What is likely to happen, on the other hand, is a hybridization of machine and human. AGI cognitive assistance will permeate these industries, but their job is to give recommendations, not steer things directly. And it’s not at all so clear to me that this approach, “Oracle AI” as it is called on LW, is so dangerous.
Thank you for the patient explanation! This is an interesting argument that I’ll have to think about some more, but I’ve already adjusted my view of how I expect things to go based on it.
Two questions:
First, isn’t algorithmic trading a counterexample to your argument? It’s true that it’s a narrow domain, but it’s also one where AI systems are trusted with enormous sums of money, and have the potential to make enormous losses. E.g. one company apparently lost $440 million in less than an hour due to a glitch in their software. Wikipedia on the consequences:
Also, you give several examples of AGIs potentially making large mistakes with large consequences, but couldn’t e.g. a human strategist make a similarly big mistake as well?
You suggest that the corporate leadership could be held more responsible for a mistake by an AGI than if a human employer made the mistake, and I agree that this is definitely plausible. But I’m not sure whether it’s inevitable. If the AGI was initially treated the way a junior human employee would, i.e. initially kept subject to more supervision and given more limited responsibilities, and then had its responsibilities scaled up as people came to trust it more and it learned from its mistakes, would that necessarily be considered irresponsible by the shareholders and insurers? (There’s also the issue of privately held companies with no need to keep external shareholders satisfied.)
Kinda.

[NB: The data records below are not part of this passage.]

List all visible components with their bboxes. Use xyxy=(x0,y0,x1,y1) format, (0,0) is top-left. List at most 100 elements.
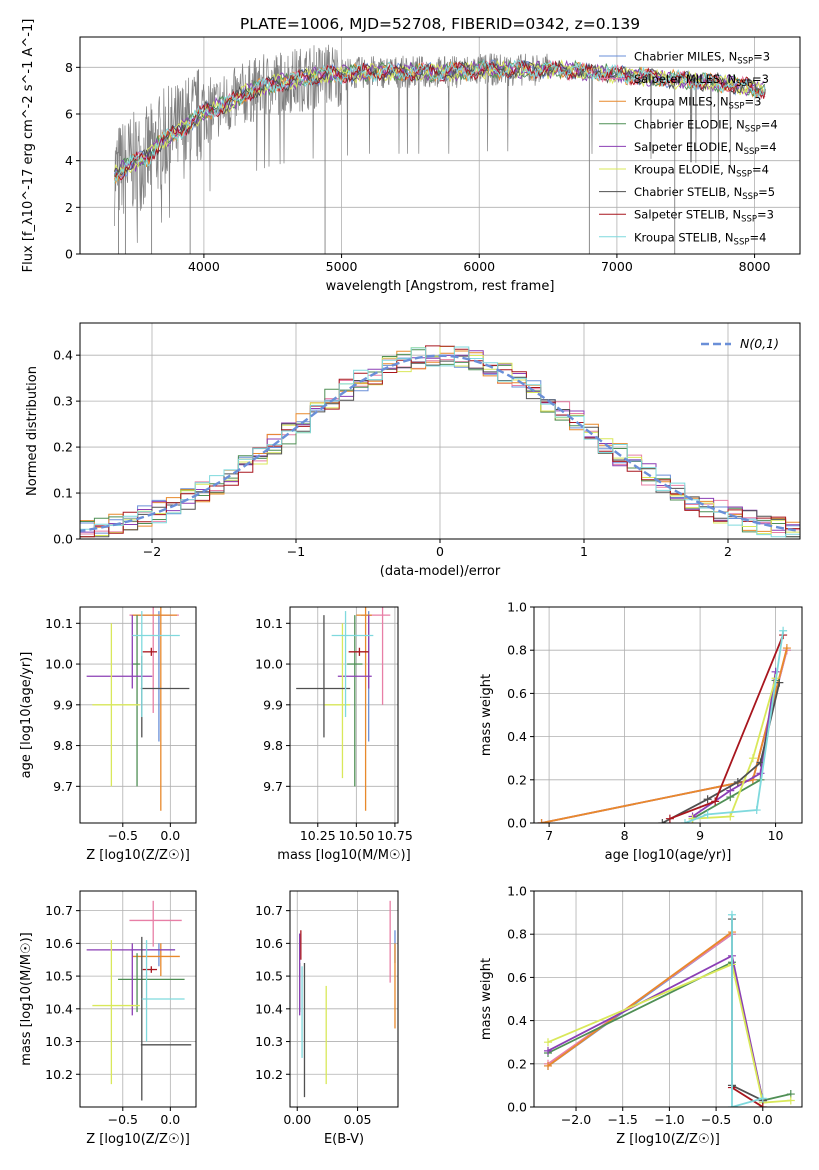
residuals-ytick-label: 0.0 xyxy=(53,532,73,547)
mass-vs-ebv-xtick-label: 0.00 xyxy=(283,1112,311,1127)
mass-weight-vs-age-ytick-label: 0.8 xyxy=(507,643,527,658)
figure-title: PLATE=1006, MJD=52708, FIBERID=0342, z=0… xyxy=(240,15,640,33)
spectrum-model-line xyxy=(113,59,766,180)
mass-vs-Z-axes: −0.5 0.0 10.2 10.3 10.4 10.5 10.6 10.7 Z [log10(… xyxy=(19,890,197,1147)
age-vs-mass-ytick-label: 10.1 xyxy=(255,616,283,631)
legend-entry: Salpeter STELIB, NSSP=3 xyxy=(634,208,774,225)
spectrum-plot-area xyxy=(113,44,766,254)
age-vs-Z-xtick-label: −0.5 xyxy=(108,828,138,843)
mass-weight-marker xyxy=(752,806,761,815)
residuals-xtick-label: −2 xyxy=(143,544,161,559)
spectrum-model-line xyxy=(114,59,766,180)
legend-entry: Chabrier MILES, NSSP=3 xyxy=(634,50,770,67)
spectrum-model-line xyxy=(113,58,766,184)
mass-weight-line xyxy=(731,919,764,1102)
mass-vs-Z-xtick-label: −0.5 xyxy=(108,1112,138,1127)
mass-vs-Z-xlabel: Z [log10(Z/Z☉)] xyxy=(86,1132,190,1147)
mass-weight-vs-age-xtick-label: 7 xyxy=(545,828,553,843)
residuals-plot-area xyxy=(80,345,800,538)
mass-weight-vs-Z-plot-area xyxy=(544,910,795,1107)
spectrum-model-line xyxy=(113,59,766,176)
mass-vs-Z-ytick-label: 10.3 xyxy=(45,1034,73,1049)
mass-vs-Z-ylabel: mass [log10(M/M☉)] xyxy=(19,932,34,1065)
spectrum-ylabel: Flux [f_λ10^-17 erg cm^-2 s^-1 A^-1] xyxy=(21,19,36,273)
residuals-frame xyxy=(79,322,801,540)
mass-weight-line xyxy=(731,1086,764,1107)
spectrum-xlabel: wavelength [Angstrom, rest frame] xyxy=(326,279,555,294)
age-vs-mass-xtick-label: 10.75 xyxy=(377,828,413,843)
age-vs-mass-ytick-label: 10.0 xyxy=(255,657,283,672)
mass-vs-ebv-frame xyxy=(289,890,399,1108)
age-vs-mass-frame xyxy=(289,606,399,824)
mass-weight-marker xyxy=(727,910,736,919)
mass-weight-vs-age-ytick-label: 0.0 xyxy=(507,816,527,831)
mass-weight-vs-age-ytick-label: 0.2 xyxy=(507,772,527,787)
residuals-xlabel: (data-model)/error xyxy=(380,564,501,579)
mass-weight-marker xyxy=(544,1046,553,1055)
mass-weight-vs-Z-ytick-label: 0.2 xyxy=(507,1056,527,1071)
mass-weight-line xyxy=(692,678,777,820)
spectrum-xtick-label: 4000 xyxy=(188,259,220,274)
age-vs-Z-xlabel: Z [log10(Z/Z☉)] xyxy=(86,848,190,863)
mass-weight-marker xyxy=(733,777,742,786)
mass-weight-marker xyxy=(711,797,720,806)
mass-weight-marker xyxy=(758,1103,767,1107)
legend-entry: Kroupa ELODIE, NSSP=4 xyxy=(634,163,769,180)
mass-vs-ebv-ytick-label: 10.3 xyxy=(255,1034,283,1049)
residuals-ytick-label: 0.4 xyxy=(53,348,73,363)
residuals-ytick-label: 0.1 xyxy=(53,486,73,501)
age-vs-Z-ytick-label: 10.1 xyxy=(45,616,73,631)
mass-weight-vs-Z-xtick-label: −1.0 xyxy=(654,1112,684,1127)
mass-weight-marker xyxy=(727,1103,736,1107)
mass-weight-marker xyxy=(680,819,689,823)
residuals-xtick-label: 0 xyxy=(436,544,444,559)
mass-vs-Z-xtick-label: 0.0 xyxy=(160,1112,180,1127)
age-vs-mass-xlabel: mass [log10(M/M☉)] xyxy=(277,848,410,863)
mass-weight-marker xyxy=(756,769,765,778)
mass-vs-Z-ytick-label: 10.2 xyxy=(45,1067,73,1082)
mass-weight-marker xyxy=(779,626,788,635)
spectrum-ytick-label: 8 xyxy=(65,60,73,75)
age-vs-mass-xtick-label: 10.50 xyxy=(338,828,374,843)
mass-weight-marker xyxy=(726,786,735,795)
mass-vs-Z-ytick-label: 10.6 xyxy=(45,936,73,951)
mass-weight-vs-Z-frame xyxy=(533,890,803,1108)
mass-vs-Z-ytick-label: 10.4 xyxy=(45,1001,73,1016)
mass-weight-marker xyxy=(703,810,712,819)
age-vs-Z-frame xyxy=(79,606,197,824)
spectrum-frame xyxy=(79,36,801,255)
mass-weight-vs-Z-xtick-label: 0.0 xyxy=(753,1112,773,1127)
mass-weight-vs-Z-ytick-label: 0.4 xyxy=(507,1013,527,1028)
mass-weight-vs-Z-xtick-label: −0.5 xyxy=(701,1112,731,1127)
mass-weight-marker xyxy=(748,754,757,763)
age-vs-Z-grid xyxy=(80,607,196,823)
age-vs-Z-axes: −0.5 0.0 9.7 9.8 9.9 10.0 10.1 Z [log10(Z/Z☉)] a… xyxy=(19,606,197,863)
spectrum-axes: 4000 5000 6000 7000 8000 0 2 4 6 8 wavelength [Ang… xyxy=(21,19,801,294)
spectrum-xtick-label: 8000 xyxy=(739,259,771,274)
gaussian-legend-label: N(0,1) xyxy=(740,336,779,351)
mass-weight-vs-Z-ylabel: mass weight xyxy=(479,958,494,1040)
mass-weight-marker xyxy=(782,644,791,653)
mass-weight-line xyxy=(547,931,733,1067)
mass-weight-line xyxy=(731,914,764,1107)
residuals-xtick-label: 1 xyxy=(580,544,588,559)
age-vs-Z-ytick-label: 9.7 xyxy=(53,779,73,794)
mass-weight-vs-age-xtick-label: 8 xyxy=(621,828,629,843)
mass-weight-marker xyxy=(726,812,735,821)
mass-weight-marker xyxy=(537,819,546,823)
mass-weight-vs-Z-ytick-label: 1.0 xyxy=(507,884,527,899)
age-vs-mass-axes: 10.25 10.50 10.75 9.7 9.8 9.9 10.0 10.1 mass [lo… xyxy=(255,606,413,863)
age-vs-Z-xtick-label: 0.0 xyxy=(160,828,180,843)
age-vs-Z-ylabel: age [log10(age/yr)] xyxy=(19,652,34,779)
age-vs-mass-plot-area xyxy=(296,607,391,811)
mass-vs-ebv-ytick-label: 10.2 xyxy=(255,1067,283,1082)
mass-weight-vs-Z-xtick-label: −2.0 xyxy=(561,1112,591,1127)
mass-weight-vs-Z-ytick-label: 0.6 xyxy=(507,970,527,985)
spectrum-xtick-label: 5000 xyxy=(326,259,358,274)
mass-weight-marker xyxy=(775,678,784,687)
legend-entry: Salpeter MILES, NSSP=3 xyxy=(634,72,769,89)
mass-weight-vs-Z-grid xyxy=(534,890,802,1108)
spectrum-model-line xyxy=(113,59,766,174)
legend-entry: Kroupa STELIB, NSSP=4 xyxy=(634,230,766,247)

They are carefully watched and have separate risk management systems which impose constraints and limits on what they can do.
Yes, but that has nothing to do with AI: “To err is human, but to really screw up you need a computer”. Besides, there are equivalent human errors (fat fingers, add a few zeros to a trade inadvertently) with equivalent magnitude of losses.
If those risk management systems are themselves software, that doesn’t really change the overall picture.
If we’re talking about “would companies place AI systems in a role where those systems could cost the company lots of money if they malfunctioned”, then examples of AI systems having been placed in roles where they cost the company a lot of money have everything to do with the discussion.
It does because the issue is complexity and opaqueness. A simple gatekeeper filter along the lines of
is not an “AI system”.
In which case the AI splits the transaction into 2 transactions, each just below a gazillion.
I’m talking about contemporary-level-of-technology trading systems, not about future malicious AIs.
So? An opaque neural net would quickly learn how to get around trade size restrictions if given the proper motivations.
At which point the humans running this NN will notice that it likes to go around risk control measures and will… persuade it that it’s a bad idea.
It’s not like no one is looking at the trades it’s doing.
How? By instituting more complex control measures? Then you’re back to the problem Kaj mentioned above.
In the usual way. Contemporary trading systems are not black boxes full of elven magic. They are models, that is, a bunch of code and some data. If the model doesn’t do what you want it to do, you stick your hands in there and twiddle the doohickeys until it stops outputting twaddle.
Besides, in most trading systems the sophisticated part (“AI”) is an oracle. Typically it outputs predictions (e.g. of prices of financial assets) and its utility function is some loss function on the difference between the prediction and the actual. It has no concept of trades, or dollars, or position limits.
Translating these predictions into trades is usually quite straightforward.